Quando a calma voltou, reparou que nunca tivera um ordenado em atraso mesmo tendo passado alguns dias sem trabalhar. Surgiu uma hipótese para mudar de sector de produção, aceitou. Trabalharia no turno da tarde, o que daria jeito, para de manhã ajudar no campo. Agora, na fábrica as contas eram outras, havia gamas operatórias e era necessário fazer tantas peças por hora. Cumpria sem problema. A equipa com quem trabalhava era exemplar. Recebiam um excelente prémio de produção. Por vezes, faltavam colegas do turno da manhã e pediam-lhe para ir mais cedo.

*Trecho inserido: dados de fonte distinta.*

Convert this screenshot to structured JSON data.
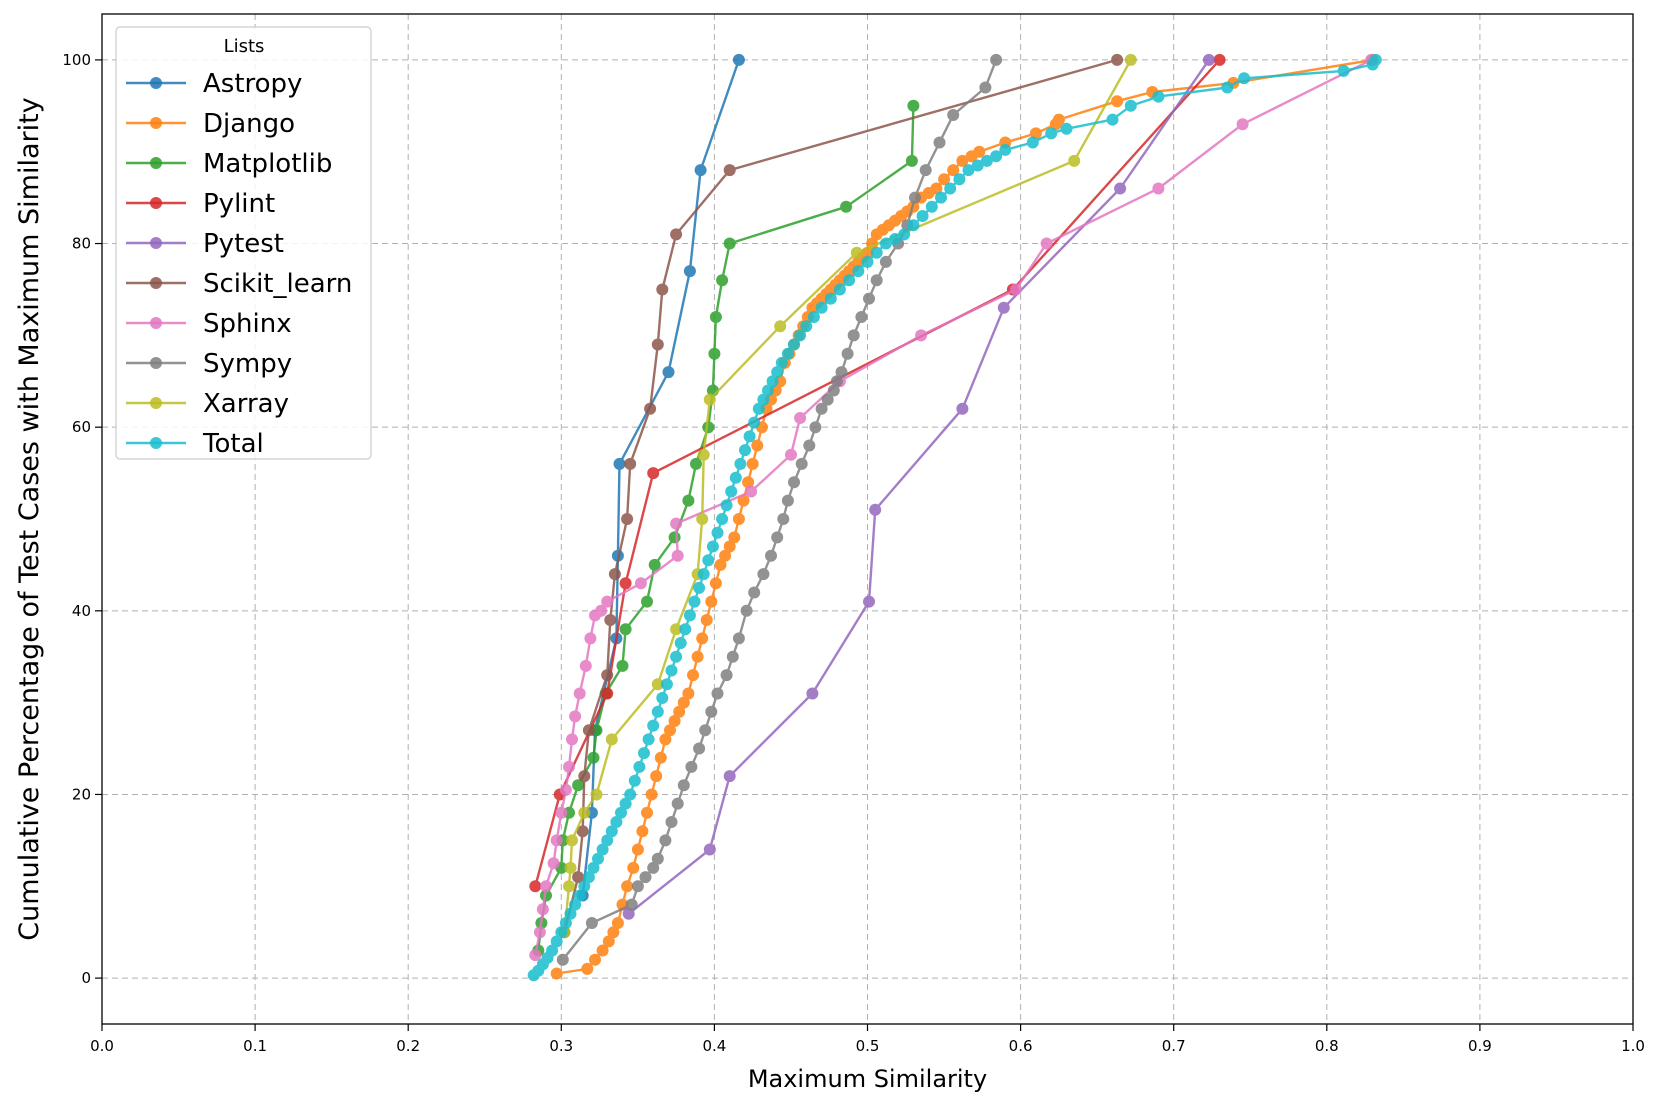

Fazia o sacrifício ao acumular estas horas, mas não se importava, sempre era mais um dinheirito.
A empresa prosperou e foi vendida a estrangeiros, cada área de negócio um comprador diferente. Ficara triste, via partir quem o empregara e o desmembrar da empresa foi difícil de aceitar, sobretudo pela separação dos amigos da primeira hora. No entanto, as condições salariais melhoraram e decidira-se a comprar um carro, até porque a família estava maior.

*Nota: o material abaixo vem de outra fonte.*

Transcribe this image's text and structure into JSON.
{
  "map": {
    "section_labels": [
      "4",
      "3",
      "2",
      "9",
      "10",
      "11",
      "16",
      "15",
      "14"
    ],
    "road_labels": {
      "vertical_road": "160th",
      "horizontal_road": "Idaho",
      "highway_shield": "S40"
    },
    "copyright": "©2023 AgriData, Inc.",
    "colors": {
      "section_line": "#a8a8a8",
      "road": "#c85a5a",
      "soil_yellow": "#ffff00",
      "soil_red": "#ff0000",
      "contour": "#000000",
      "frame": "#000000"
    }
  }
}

Envolvido no ritmo diário das entregas aos clientes, via os filhos a crescer, a progredirem nos estudos e acreditou que o futuro deles seria diferente. Entretanto, o pai adoecera e acamara. Cuidados redobrados, repartidos entre ele e a mulher. Um dia chamaram-no ao gabinete do director de produção, a empresa ia empregar muita gente e era preciso apostar em alguém da velha guarda para encarregado, “...os próximos tempos serão extremamente importantes para todos. Até hoje conseguimos estar neste sector pelo baixo preço do nosso artigo, agora os desafios serão outros. Temos que apostar na qualidade do nosso produto e garantir que o produto não sai daqui defeituoso. Teremos que aumentar a capacidade de produção e estar preparados para muito trabalho”, lembrava-se bem do que lhe tinham dito. A prontidão da resposta não foi do agrado das chefias, em primeiro lugar alegou o problema familiar, o estado do pai, a ausências de ajudas, com os filhos a estudarem fora, etc... Depois rematou dizendo, não ser prestigiante para ninguém ser encarregado naquela empresa, antes pelo contrário. “Além disso, não passo de um labrego. Não tenho paciência para papéis, reuniões e essas actividades de encarregado.” As chefias perceberam que seria impossível demovê-lo. Ainda assim, jamais desde essa data, tal episódio lhe foi referido ou apontado.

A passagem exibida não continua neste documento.